LOS ANGELES (Reuters) - The California Supreme Court ruled on Monday that San Diego County’s “blanket” enforcement of the state’s sex offender residency laws was unconstitutional, a decision that could open the door to wider challenges of the statute.
California’s top court issued the ruling in a legal challenge to “Jessica’s Law” by four registered sex offenders from San Diego who argued that the restrictions on where they could live infringed on their rights under the state and federal constitutions.
A trial court ruled in favor of the plaintiffs, saying such residency restrictions were legal only when they were based on specific circumstances of each parolee. That decision was upheld by an appeals court.

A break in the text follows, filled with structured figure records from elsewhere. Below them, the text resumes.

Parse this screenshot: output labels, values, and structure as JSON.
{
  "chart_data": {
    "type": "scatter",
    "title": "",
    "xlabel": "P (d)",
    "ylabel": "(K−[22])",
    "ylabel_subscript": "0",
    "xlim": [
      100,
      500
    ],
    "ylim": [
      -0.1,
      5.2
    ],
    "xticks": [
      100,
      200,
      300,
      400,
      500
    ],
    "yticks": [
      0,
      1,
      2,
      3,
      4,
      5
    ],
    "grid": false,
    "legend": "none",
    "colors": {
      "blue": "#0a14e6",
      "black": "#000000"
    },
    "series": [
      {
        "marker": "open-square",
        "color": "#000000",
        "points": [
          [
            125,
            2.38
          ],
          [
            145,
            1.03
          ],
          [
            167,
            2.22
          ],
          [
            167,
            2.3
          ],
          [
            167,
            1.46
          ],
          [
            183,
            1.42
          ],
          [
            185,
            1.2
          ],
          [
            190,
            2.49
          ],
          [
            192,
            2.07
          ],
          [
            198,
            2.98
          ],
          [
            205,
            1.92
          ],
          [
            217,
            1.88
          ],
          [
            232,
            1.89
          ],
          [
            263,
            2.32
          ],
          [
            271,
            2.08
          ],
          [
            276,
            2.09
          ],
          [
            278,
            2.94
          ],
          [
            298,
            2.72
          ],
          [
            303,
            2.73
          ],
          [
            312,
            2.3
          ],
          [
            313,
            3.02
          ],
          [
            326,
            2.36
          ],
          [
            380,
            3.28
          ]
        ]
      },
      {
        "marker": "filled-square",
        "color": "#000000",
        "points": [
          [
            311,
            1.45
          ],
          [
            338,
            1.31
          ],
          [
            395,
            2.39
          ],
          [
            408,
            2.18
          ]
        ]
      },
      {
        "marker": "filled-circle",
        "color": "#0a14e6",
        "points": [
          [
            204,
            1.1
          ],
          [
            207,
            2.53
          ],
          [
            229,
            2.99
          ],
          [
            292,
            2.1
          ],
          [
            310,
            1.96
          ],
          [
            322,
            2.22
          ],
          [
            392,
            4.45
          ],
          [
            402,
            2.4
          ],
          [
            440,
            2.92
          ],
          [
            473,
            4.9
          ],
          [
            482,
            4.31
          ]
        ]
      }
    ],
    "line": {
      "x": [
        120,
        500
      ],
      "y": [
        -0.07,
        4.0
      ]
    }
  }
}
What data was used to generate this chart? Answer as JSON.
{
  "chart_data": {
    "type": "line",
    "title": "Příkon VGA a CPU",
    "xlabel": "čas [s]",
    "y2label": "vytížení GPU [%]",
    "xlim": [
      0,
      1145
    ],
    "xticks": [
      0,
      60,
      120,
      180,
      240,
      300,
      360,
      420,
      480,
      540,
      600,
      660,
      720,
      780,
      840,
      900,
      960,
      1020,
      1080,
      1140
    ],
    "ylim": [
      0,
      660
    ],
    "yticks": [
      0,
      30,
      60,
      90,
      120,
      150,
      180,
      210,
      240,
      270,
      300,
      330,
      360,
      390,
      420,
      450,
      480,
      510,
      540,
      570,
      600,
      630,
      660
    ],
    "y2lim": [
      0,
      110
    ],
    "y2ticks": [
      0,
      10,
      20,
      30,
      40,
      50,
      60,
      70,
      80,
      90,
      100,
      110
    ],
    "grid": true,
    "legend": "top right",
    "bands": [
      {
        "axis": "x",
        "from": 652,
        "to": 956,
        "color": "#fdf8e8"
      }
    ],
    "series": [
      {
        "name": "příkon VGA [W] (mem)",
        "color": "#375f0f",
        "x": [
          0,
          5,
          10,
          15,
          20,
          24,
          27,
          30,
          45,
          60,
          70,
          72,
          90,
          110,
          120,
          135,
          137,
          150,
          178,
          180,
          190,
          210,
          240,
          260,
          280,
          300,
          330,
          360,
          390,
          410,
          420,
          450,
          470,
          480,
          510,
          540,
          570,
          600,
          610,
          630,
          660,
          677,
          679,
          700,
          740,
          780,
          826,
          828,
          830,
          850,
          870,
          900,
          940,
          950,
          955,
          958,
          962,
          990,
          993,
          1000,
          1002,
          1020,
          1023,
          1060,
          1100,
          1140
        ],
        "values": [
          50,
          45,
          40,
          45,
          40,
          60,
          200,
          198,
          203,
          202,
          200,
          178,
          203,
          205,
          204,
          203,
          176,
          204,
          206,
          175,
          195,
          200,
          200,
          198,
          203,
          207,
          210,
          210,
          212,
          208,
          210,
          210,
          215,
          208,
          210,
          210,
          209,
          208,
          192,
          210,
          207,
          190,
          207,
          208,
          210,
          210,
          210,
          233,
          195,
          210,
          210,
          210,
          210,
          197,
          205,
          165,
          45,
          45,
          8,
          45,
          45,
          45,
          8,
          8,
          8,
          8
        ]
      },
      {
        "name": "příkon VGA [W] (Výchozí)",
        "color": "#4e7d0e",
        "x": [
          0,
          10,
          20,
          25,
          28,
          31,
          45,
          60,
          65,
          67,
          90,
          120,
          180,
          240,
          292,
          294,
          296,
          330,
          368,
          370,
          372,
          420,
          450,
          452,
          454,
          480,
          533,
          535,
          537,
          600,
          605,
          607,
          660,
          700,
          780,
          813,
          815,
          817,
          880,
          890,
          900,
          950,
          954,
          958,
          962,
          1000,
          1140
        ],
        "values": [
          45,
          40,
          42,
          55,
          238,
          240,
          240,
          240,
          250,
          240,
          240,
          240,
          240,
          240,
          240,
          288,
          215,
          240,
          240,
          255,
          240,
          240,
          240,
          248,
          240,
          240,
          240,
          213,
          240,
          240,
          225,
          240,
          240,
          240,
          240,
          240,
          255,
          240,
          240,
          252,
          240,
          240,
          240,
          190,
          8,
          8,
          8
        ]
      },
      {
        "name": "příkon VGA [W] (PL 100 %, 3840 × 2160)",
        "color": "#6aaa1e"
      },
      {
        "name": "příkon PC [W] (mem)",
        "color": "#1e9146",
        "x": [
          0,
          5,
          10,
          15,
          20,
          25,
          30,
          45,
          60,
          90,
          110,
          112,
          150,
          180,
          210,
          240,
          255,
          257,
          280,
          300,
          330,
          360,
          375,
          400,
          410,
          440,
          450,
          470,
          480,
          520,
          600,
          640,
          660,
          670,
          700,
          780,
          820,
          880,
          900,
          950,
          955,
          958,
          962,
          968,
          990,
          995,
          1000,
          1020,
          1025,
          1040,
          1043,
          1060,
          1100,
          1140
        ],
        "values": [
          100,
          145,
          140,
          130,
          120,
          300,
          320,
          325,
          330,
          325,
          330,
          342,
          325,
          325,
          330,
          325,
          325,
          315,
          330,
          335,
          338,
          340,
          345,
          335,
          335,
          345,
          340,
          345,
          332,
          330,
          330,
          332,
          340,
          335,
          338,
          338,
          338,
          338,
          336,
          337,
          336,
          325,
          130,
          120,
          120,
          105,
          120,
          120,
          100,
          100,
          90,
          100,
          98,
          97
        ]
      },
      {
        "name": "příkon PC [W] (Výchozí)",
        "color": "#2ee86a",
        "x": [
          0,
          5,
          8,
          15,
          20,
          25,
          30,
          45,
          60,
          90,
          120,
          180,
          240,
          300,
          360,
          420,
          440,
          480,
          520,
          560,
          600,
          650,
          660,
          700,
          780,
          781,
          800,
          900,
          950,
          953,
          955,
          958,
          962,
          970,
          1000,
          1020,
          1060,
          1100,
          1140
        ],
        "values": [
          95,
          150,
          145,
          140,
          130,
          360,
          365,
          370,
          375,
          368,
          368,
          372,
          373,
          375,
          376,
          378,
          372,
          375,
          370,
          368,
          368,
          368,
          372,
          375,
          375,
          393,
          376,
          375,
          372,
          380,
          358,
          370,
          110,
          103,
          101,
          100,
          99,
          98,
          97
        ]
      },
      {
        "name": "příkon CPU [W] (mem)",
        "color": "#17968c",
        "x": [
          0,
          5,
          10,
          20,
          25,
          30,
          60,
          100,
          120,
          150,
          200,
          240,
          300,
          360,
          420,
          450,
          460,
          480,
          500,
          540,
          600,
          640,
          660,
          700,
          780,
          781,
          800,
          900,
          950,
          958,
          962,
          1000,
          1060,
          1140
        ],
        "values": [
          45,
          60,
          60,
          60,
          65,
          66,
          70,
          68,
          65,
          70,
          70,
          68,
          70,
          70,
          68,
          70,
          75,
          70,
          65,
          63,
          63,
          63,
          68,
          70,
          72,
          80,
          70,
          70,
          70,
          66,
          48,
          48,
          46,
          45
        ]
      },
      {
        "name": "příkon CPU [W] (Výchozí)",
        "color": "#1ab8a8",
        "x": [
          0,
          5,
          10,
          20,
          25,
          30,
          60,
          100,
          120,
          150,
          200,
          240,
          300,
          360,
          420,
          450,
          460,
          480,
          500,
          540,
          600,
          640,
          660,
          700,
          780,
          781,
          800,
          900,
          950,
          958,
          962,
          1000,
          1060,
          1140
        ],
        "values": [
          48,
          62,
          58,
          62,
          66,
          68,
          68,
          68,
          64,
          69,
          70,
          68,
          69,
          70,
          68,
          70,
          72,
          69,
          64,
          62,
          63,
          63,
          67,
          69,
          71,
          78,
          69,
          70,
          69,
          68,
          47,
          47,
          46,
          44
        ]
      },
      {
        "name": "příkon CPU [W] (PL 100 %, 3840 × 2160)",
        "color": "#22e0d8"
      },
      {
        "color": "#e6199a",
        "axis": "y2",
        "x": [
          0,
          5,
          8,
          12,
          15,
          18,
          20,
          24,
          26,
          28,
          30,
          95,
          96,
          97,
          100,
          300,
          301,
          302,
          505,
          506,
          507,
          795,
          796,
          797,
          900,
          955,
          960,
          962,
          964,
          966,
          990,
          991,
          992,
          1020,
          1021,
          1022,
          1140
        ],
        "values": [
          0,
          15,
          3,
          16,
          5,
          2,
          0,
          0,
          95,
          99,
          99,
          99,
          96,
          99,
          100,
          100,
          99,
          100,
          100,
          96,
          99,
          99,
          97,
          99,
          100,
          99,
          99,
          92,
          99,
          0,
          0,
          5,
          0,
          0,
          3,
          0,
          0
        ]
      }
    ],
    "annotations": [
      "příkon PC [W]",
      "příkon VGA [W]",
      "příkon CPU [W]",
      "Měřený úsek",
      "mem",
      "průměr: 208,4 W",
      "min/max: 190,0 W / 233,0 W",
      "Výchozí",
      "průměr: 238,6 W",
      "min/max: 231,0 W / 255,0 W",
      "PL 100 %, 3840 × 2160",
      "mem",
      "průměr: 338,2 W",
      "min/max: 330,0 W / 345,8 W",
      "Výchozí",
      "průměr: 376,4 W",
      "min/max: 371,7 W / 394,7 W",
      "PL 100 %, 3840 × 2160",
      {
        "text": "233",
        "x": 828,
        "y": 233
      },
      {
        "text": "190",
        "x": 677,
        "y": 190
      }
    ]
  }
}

“Blanket enforcement of residency restrictions against these parolees has ... infringed on their liberty and privacy interests, however limited, while bearing no rational relationship to advancing the state’s legitimate goal of protecting children from sexual predators,” Justice Marvin Baxter wrote in an opinion for the court.

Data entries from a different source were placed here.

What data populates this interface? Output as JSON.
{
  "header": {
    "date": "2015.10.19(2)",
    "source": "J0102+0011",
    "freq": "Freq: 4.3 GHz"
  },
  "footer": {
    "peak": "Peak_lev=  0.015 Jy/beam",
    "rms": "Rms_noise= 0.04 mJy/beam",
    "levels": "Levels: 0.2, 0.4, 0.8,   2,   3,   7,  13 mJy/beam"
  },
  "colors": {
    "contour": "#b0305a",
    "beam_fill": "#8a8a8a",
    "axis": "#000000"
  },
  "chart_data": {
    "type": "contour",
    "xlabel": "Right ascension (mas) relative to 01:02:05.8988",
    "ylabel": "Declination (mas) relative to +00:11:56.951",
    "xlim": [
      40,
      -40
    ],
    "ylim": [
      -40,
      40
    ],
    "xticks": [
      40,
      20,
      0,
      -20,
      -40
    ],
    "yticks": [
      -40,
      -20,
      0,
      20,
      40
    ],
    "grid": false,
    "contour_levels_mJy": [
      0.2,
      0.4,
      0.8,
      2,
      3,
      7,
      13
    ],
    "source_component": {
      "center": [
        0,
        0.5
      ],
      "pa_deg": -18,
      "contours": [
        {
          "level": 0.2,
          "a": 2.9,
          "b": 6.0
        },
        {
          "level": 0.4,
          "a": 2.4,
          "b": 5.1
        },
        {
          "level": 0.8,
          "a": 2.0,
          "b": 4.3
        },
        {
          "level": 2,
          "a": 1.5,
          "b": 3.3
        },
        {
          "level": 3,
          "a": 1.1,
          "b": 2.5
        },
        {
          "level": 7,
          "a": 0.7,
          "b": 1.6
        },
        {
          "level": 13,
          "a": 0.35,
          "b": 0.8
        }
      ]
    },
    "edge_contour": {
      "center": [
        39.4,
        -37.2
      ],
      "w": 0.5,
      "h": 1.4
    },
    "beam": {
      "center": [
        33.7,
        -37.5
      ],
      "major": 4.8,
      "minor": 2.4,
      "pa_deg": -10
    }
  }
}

The judge added the restrictions violated the plaintiffs’ “basic constitutional right to be free of unreasonable, arbitrary and oppressive official action.”
Jessica’s Law, a ballot measure approved by California voters in 2006, makes it illegal for registered sex offenders to live within 2,000 feet (600 meters) of any school or park where children regularly gather.
A study conducted by the San Diego County District Attorney’s Office found that huge parts of San Diego, including virtually all the downtown area, were off-limits to offenders subject to those restrictions and that they were largely shut out of the rental housing market.
“The residency restrictions place burdens on registered sex offender parolees that are disruptive in a way that hinder their treatment, jeopardizes their health and undercuts their ability to find and maintain employment, significantly undermining any effort at rehabilitation,” Baxter wrote.
The court’s ruling applied only to San Diego’s enforcement of Jessica’s Law, named after a 9-year-old Florida girl who was kidnapped, raped and murdered by a man who lived near her.
But it could provide an opportunity for sex offenders in other major California cities to challenge the restrictions based on similar arguments.
A spokesman for the California Department of Corrections and Rehabilitation said the agency was reviewing the Supreme Court’s decision.